Outro aspecto apresentado como estressor pelos mentees foi o fato de o curso ser estruturado em metodologias ativas e exigir que o aluno participe ativamente do próprio aprendizado8. Por conta disso, o aluno se vê obrigado a buscar estratégias eficazes de autoaprendizagem desde o primeiro período, o que, amiúde, pode causar angústia, inseguranças e receios. Em um estudo feito com discentes no método PBL, verificou-se que a maioria deles tem sucesso no estudo autodirigido. Entretanto, o autor sugere a formulação de um guia de orientações de autoaprendizagem visando otimizar o desempenho do estudante20. Nesse direcionamento, pode-se inferir que a gestão da autoaprendizagem será desenvolvida no estudante do método PBL com o passar do tempo. Nota-se, nas entrevistas do presente trabalho, que o processo de peer mentoring auxiliou na diminuição das inseguranças e do estresse do ingressante, servindo também como guia de otimização do desempenho, uma vez que ajudou na autogestão e apresentou estratégias e ferramentas de estudos.
CONSIDERAÇÕES FINAIS
Os mentees de Medicina avaliaram a sua participação no projeto peer mentoring como positiva, atestando a contribuição para o seu desenvolvimento pessoal e acadêmico. Cabe ressalvar que o projeto auxiliou no processo de acolhimento, na integração e adaptação ao ambiente acadêmico e ao curso, que funciona majoritariamente pelo método PBL. O modelo de mentoria em grupo e entre pares permite uma relação simétrica que é benéfica para a saúde mental e o enfrentamento dos conflitos existentes no processo de transição para a graduação.

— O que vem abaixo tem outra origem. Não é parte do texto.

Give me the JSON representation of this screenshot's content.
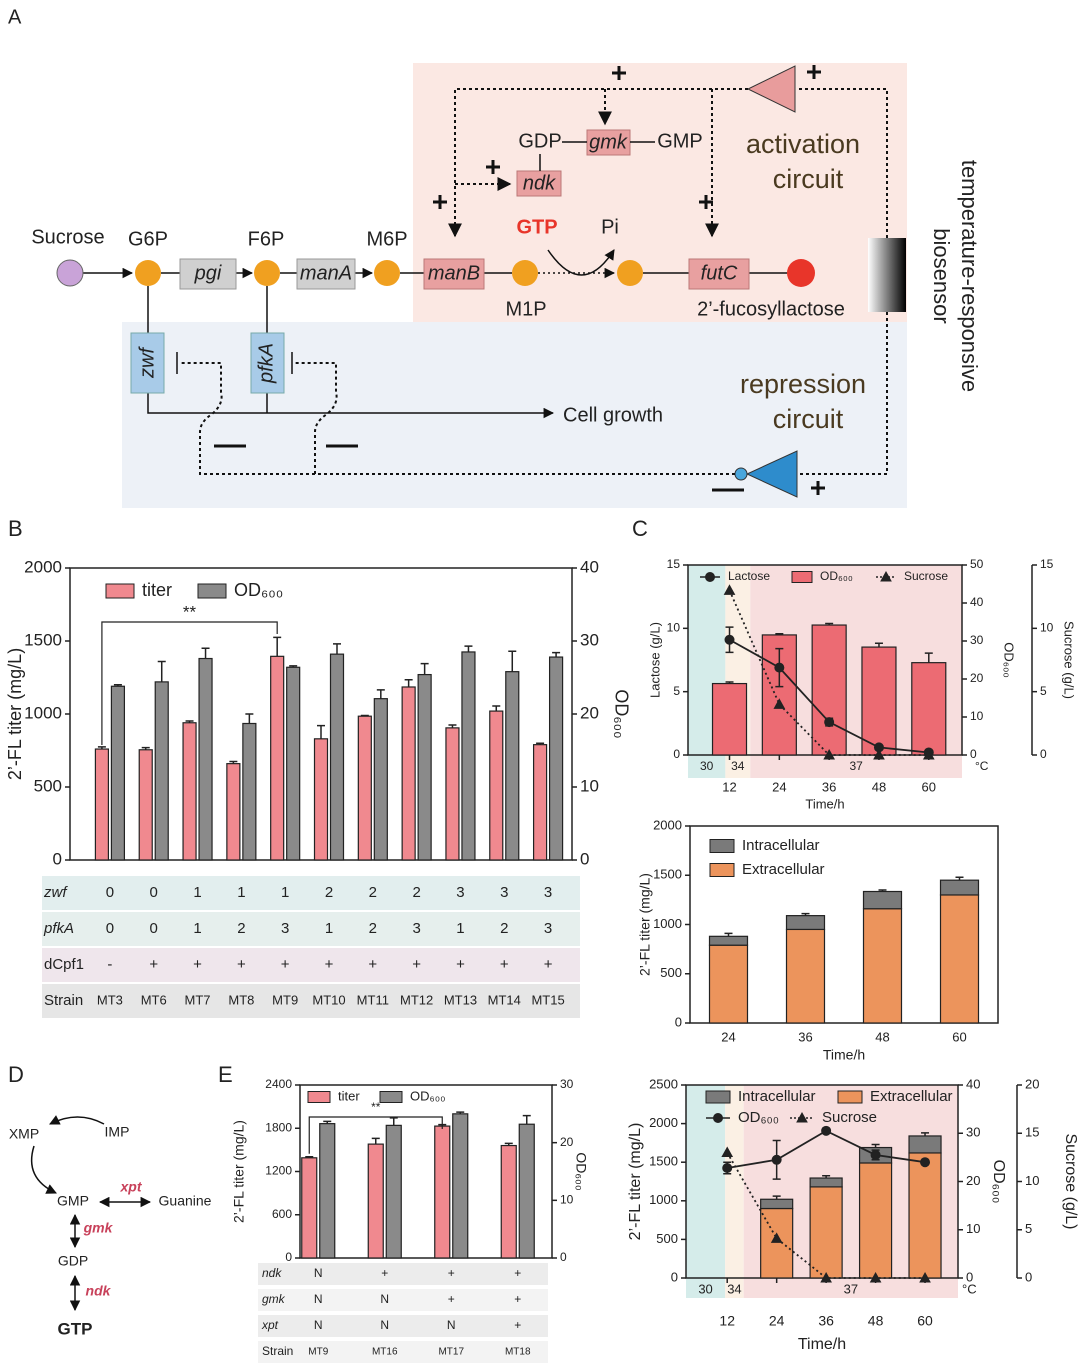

Nas entrevistas, foi possível observar que os mentees sentem empatia por parte dos discentes veteranos por eles terem vivido recentemente experiências semelhantes, na mesma instituição e método de ensino, além do fato de estarem em semelhantes condições e ocupando os mesmos espaços. Soma-se a esses fatos que esse formato de mentoria auxilia no desenvolvimento da autogestão e comunicação em grupos, fundamental para os discentes em um curso organizado com metodologias ativas. Percebem-se aqui, com efeito, matizes e ensejos de inovação da realidade.

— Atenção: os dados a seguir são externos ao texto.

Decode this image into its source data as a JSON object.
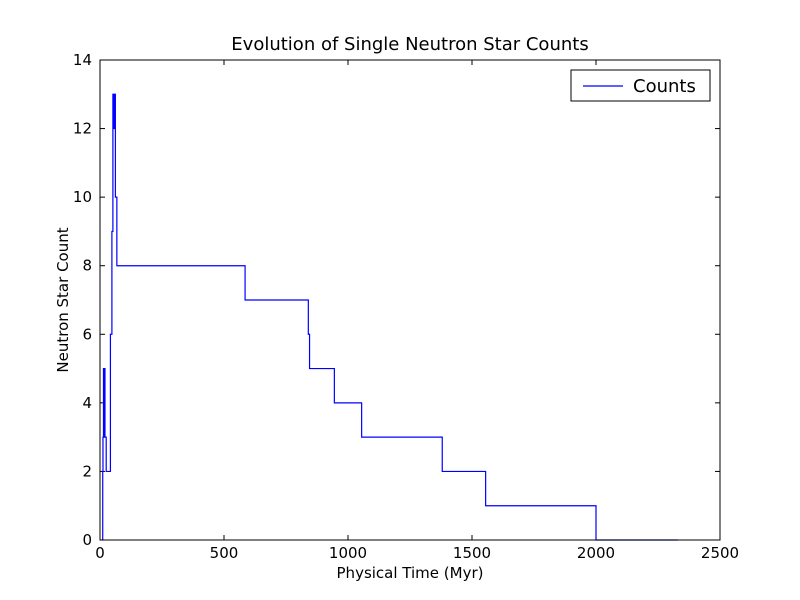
{
  "chart_data": {
    "type": "line",
    "title": "Evolution of Single Neutron Star Counts",
    "xlabel": "Physical Time (Myr)",
    "ylabel": "Neutron Star Count",
    "xlim": [
      0,
      2500
    ],
    "ylim": [
      0,
      14
    ],
    "xticks": [
      0,
      500,
      1000,
      1500,
      2000,
      2500
    ],
    "yticks": [
      0,
      2,
      4,
      6,
      8,
      10,
      12,
      14
    ],
    "grid": false,
    "legend_position": "top-right",
    "step": "post",
    "series": [
      {
        "name": "Counts",
        "color": "#0000ff",
        "x": [
          10,
          11,
          12,
          14,
          17,
          18,
          20,
          25,
          33,
          42,
          48,
          52,
          55,
          58,
          62,
          68,
          585,
          840,
          845,
          945,
          1055,
          1380,
          1555,
          2000,
          2330
        ],
        "y": [
          0,
          2,
          3,
          5,
          3,
          5,
          3,
          2,
          2,
          6,
          9,
          13,
          12,
          13,
          10,
          8,
          7,
          6,
          5,
          4,
          3,
          2,
          1,
          0,
          0
        ]
      }
    ]
  }
}
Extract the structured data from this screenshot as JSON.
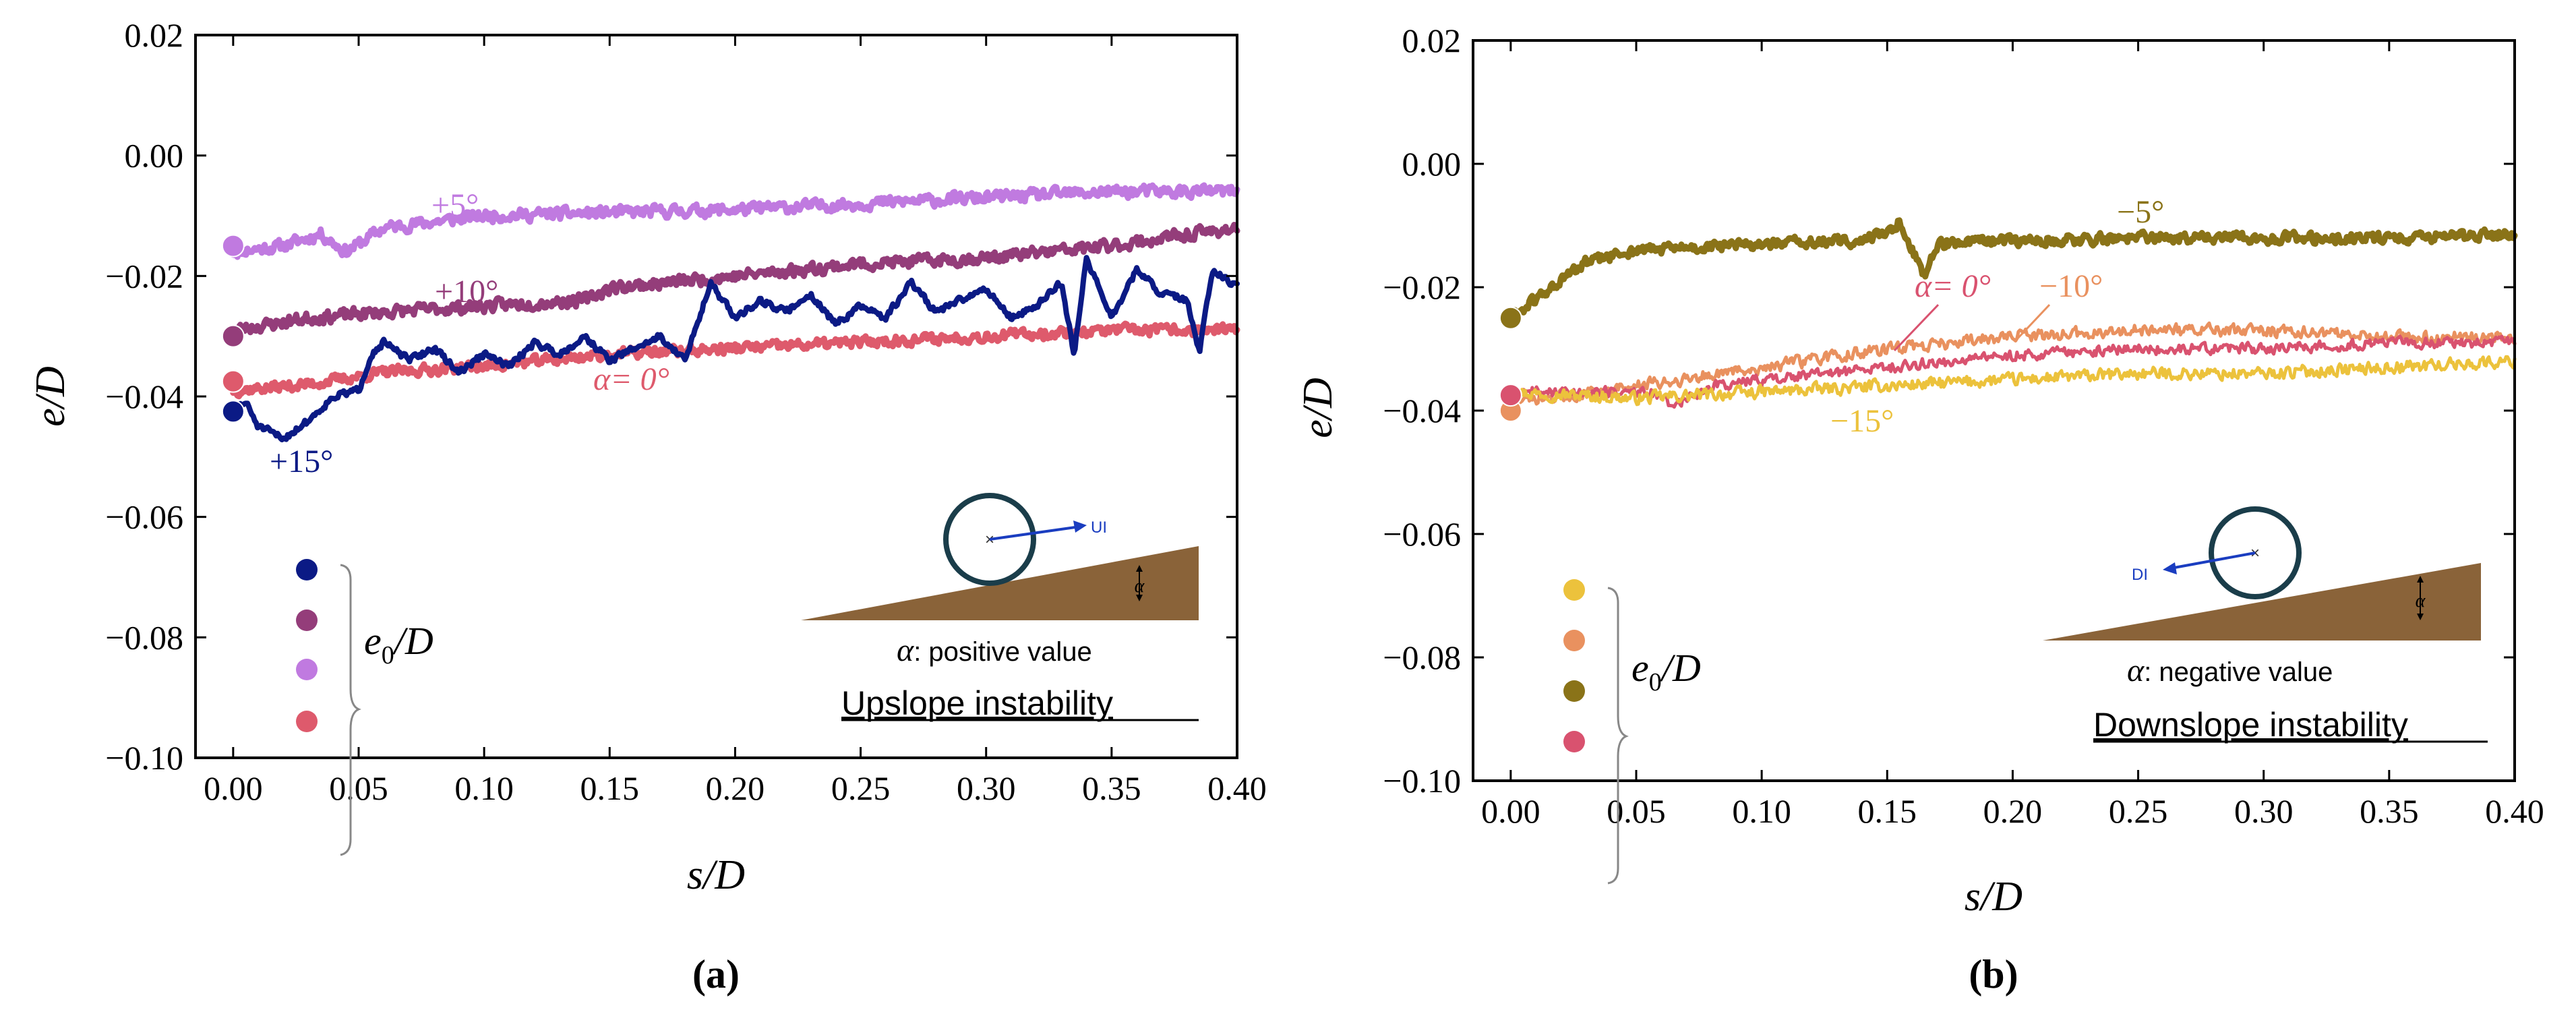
{
  "chart_data": [
    {
      "type": "line",
      "panel_label": "(a)",
      "xlabel": "s/D",
      "ylabel": "e/D",
      "xlim": [
        -0.015,
        0.4
      ],
      "ylim": [
        -0.1,
        0.02
      ],
      "xticks": [
        0.0,
        0.05,
        0.1,
        0.15,
        0.2,
        0.25,
        0.3,
        0.35,
        0.4
      ],
      "xtick_labels": [
        "0.00",
        "0.05",
        "0.10",
        "0.15",
        "0.20",
        "0.25",
        "0.30",
        "0.35",
        "0.40"
      ],
      "yticks": [
        0.02,
        0.0,
        -0.02,
        -0.04,
        -0.06,
        -0.08,
        -0.1
      ],
      "ytick_labels": [
        "0.02",
        "0.00",
        "−0.02",
        "−0.04",
        "−0.06",
        "−0.08",
        "−0.10"
      ],
      "series": [
        {
          "name": "+5°",
          "label": "+5°",
          "color": "#c07ae0",
          "width": 9,
          "noise": 0.0009,
          "seed": 11,
          "x": [
            0,
            0.02,
            0.035,
            0.045,
            0.06,
            0.08,
            0.1,
            0.15,
            0.2,
            0.25,
            0.3,
            0.35,
            0.4
          ],
          "y": [
            -0.016,
            -0.015,
            -0.013,
            -0.016,
            -0.012,
            -0.011,
            -0.01,
            -0.0095,
            -0.009,
            -0.008,
            -0.007,
            -0.006,
            -0.006
          ]
        },
        {
          "name": "+10°",
          "label": "+10°",
          "color": "#943d7a",
          "width": 9,
          "noise": 0.0009,
          "seed": 23,
          "x": [
            0,
            0.03,
            0.06,
            0.1,
            0.14,
            0.15,
            0.2,
            0.25,
            0.3,
            0.35,
            0.4
          ],
          "y": [
            -0.029,
            -0.027,
            -0.026,
            -0.025,
            -0.024,
            -0.022,
            -0.02,
            -0.018,
            -0.017,
            -0.015,
            -0.012
          ]
        },
        {
          "name": "α = 0°",
          "label": "α= 0°",
          "color": "#de5a6c",
          "width": 9,
          "noise": 0.0008,
          "seed": 37,
          "x": [
            0,
            0.03,
            0.06,
            0.1,
            0.15,
            0.2,
            0.25,
            0.3,
            0.35,
            0.4
          ],
          "y": [
            -0.039,
            -0.038,
            -0.036,
            -0.035,
            -0.033,
            -0.032,
            -0.031,
            -0.03,
            -0.029,
            -0.029
          ]
        },
        {
          "name": "+15°",
          "label": "+15°",
          "color": "#0b1a85",
          "width": 8,
          "noise": 0.0005,
          "seed": 51,
          "x": [
            0,
            0.005,
            0.01,
            0.015,
            0.02,
            0.03,
            0.04,
            0.05,
            0.055,
            0.06,
            0.07,
            0.08,
            0.09,
            0.1,
            0.11,
            0.12,
            0.13,
            0.14,
            0.15,
            0.16,
            0.17,
            0.18,
            0.185,
            0.19,
            0.2,
            0.21,
            0.22,
            0.23,
            0.24,
            0.25,
            0.26,
            0.27,
            0.28,
            0.29,
            0.3,
            0.31,
            0.32,
            0.33,
            0.335,
            0.34,
            0.35,
            0.36,
            0.37,
            0.38,
            0.385,
            0.39,
            0.4
          ],
          "y": [
            -0.042,
            -0.041,
            -0.045,
            -0.046,
            -0.047,
            -0.044,
            -0.04,
            -0.039,
            -0.033,
            -0.031,
            -0.034,
            -0.032,
            -0.036,
            -0.033,
            -0.035,
            -0.031,
            -0.033,
            -0.03,
            -0.034,
            -0.032,
            -0.03,
            -0.034,
            -0.028,
            -0.021,
            -0.027,
            -0.024,
            -0.026,
            -0.023,
            -0.028,
            -0.025,
            -0.027,
            -0.021,
            -0.026,
            -0.024,
            -0.022,
            -0.027,
            -0.025,
            -0.021,
            -0.033,
            -0.017,
            -0.027,
            -0.019,
            -0.023,
            -0.024,
            -0.033,
            -0.019,
            -0.022
          ]
        }
      ],
      "start_markers": [
        {
          "color": "#0b1a85",
          "value": -0.0425
        },
        {
          "color": "#943d7a",
          "value": -0.03
        },
        {
          "color": "#c07ae0",
          "value": -0.015
        },
        {
          "color": "#de5a6c",
          "value": -0.0375
        }
      ],
      "legend": {
        "label_main": "e",
        "label_sub": "0",
        "label_tail": "/D",
        "colors": [
          "#0b1a85",
          "#943d7a",
          "#c07ae0",
          "#de5a6c"
        ]
      },
      "inset": {
        "arrow_label": "UI",
        "angle_symbol": "α",
        "caption_symbol": "α",
        "caption": ": positive value",
        "title": "Upslope instability"
      }
    },
    {
      "type": "line",
      "panel_label": "(b)",
      "xlabel": "s/D",
      "ylabel": "e/D",
      "xlim": [
        -0.015,
        0.4
      ],
      "ylim": [
        -0.1,
        0.02
      ],
      "xticks": [
        0.0,
        0.05,
        0.1,
        0.15,
        0.2,
        0.25,
        0.3,
        0.35,
        0.4
      ],
      "xtick_labels": [
        "0.00",
        "0.05",
        "0.10",
        "0.15",
        "0.20",
        "0.25",
        "0.30",
        "0.35",
        "0.40"
      ],
      "yticks": [
        0.02,
        0.0,
        -0.02,
        -0.04,
        -0.06,
        -0.08,
        -0.1
      ],
      "ytick_labels": [
        "0.02",
        "0.00",
        "−0.02",
        "−0.04",
        "−0.06",
        "−0.08",
        "−0.10"
      ],
      "series": [
        {
          "name": "−5°",
          "label": "−5°",
          "color": "#8a7318",
          "width": 9,
          "noise": 0.0008,
          "seed": 61,
          "x": [
            0,
            0.01,
            0.02,
            0.03,
            0.05,
            0.08,
            0.1,
            0.14,
            0.15,
            0.155,
            0.16,
            0.165,
            0.17,
            0.2,
            0.25,
            0.3,
            0.35,
            0.4
          ],
          "y": [
            -0.025,
            -0.022,
            -0.019,
            -0.016,
            -0.014,
            -0.0135,
            -0.013,
            -0.0125,
            -0.011,
            -0.0095,
            -0.014,
            -0.018,
            -0.013,
            -0.0125,
            -0.012,
            -0.012,
            -0.012,
            -0.0115
          ]
        },
        {
          "name": "−10°",
          "label": "−10°",
          "color": "#e9915f",
          "width": 5,
          "noise": 0.0009,
          "seed": 73,
          "x": [
            0,
            0.05,
            0.1,
            0.15,
            0.2,
            0.25,
            0.3,
            0.35,
            0.4
          ],
          "y": [
            -0.039,
            -0.036,
            -0.033,
            -0.03,
            -0.028,
            -0.027,
            -0.027,
            -0.028,
            -0.028
          ]
        },
        {
          "name": "α = 0°",
          "label": "α= 0°",
          "color": "#d9526f",
          "width": 5,
          "noise": 0.0008,
          "seed": 89,
          "x": [
            0,
            0.03,
            0.055,
            0.065,
            0.08,
            0.1,
            0.15,
            0.2,
            0.25,
            0.3,
            0.35,
            0.4
          ],
          "y": [
            -0.037,
            -0.037,
            -0.037,
            -0.039,
            -0.036,
            -0.035,
            -0.033,
            -0.031,
            -0.03,
            -0.03,
            -0.029,
            -0.029
          ]
        },
        {
          "name": "−15°",
          "label": "−15°",
          "color": "#ecc23c",
          "width": 5,
          "noise": 0.0009,
          "seed": 97,
          "x": [
            0,
            0.05,
            0.1,
            0.15,
            0.2,
            0.25,
            0.3,
            0.35,
            0.4
          ],
          "y": [
            -0.037,
            -0.038,
            -0.037,
            -0.036,
            -0.035,
            -0.034,
            -0.034,
            -0.033,
            -0.032
          ]
        }
      ],
      "start_markers": [
        {
          "color": "#ecc23c",
          "value": -0.0375
        },
        {
          "color": "#e9915f",
          "value": -0.04
        },
        {
          "color": "#8a7318",
          "value": -0.025
        },
        {
          "color": "#d9526f",
          "value": -0.0375
        }
      ],
      "legend": {
        "label_main": "e",
        "label_sub": "0",
        "label_tail": "/D",
        "colors": [
          "#ecc23c",
          "#e9915f",
          "#8a7318",
          "#d9526f"
        ]
      },
      "inset": {
        "arrow_label": "DI",
        "angle_symbol": "α",
        "caption_symbol": "α",
        "caption": ": negative value",
        "title": "Downslope instability"
      }
    }
  ]
}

Atualmente, o projeto foi estendido para outros quatro cursos da instituição, por causa de boa aceitação e dos resultados, e 400 discentes ingressantes já foram alcançados pelo projeto em dois anos de implementação. Por conseguinte, foi incorporado como estratégia institucional apoiada pela pró-reitoria de graduação e reconhecido como uma boa prática de inovação e gestão dos cursos de graduação no ano de 2019 pelo Fórum Nacional de Pró-Reitores de Graduação - ForGRAD.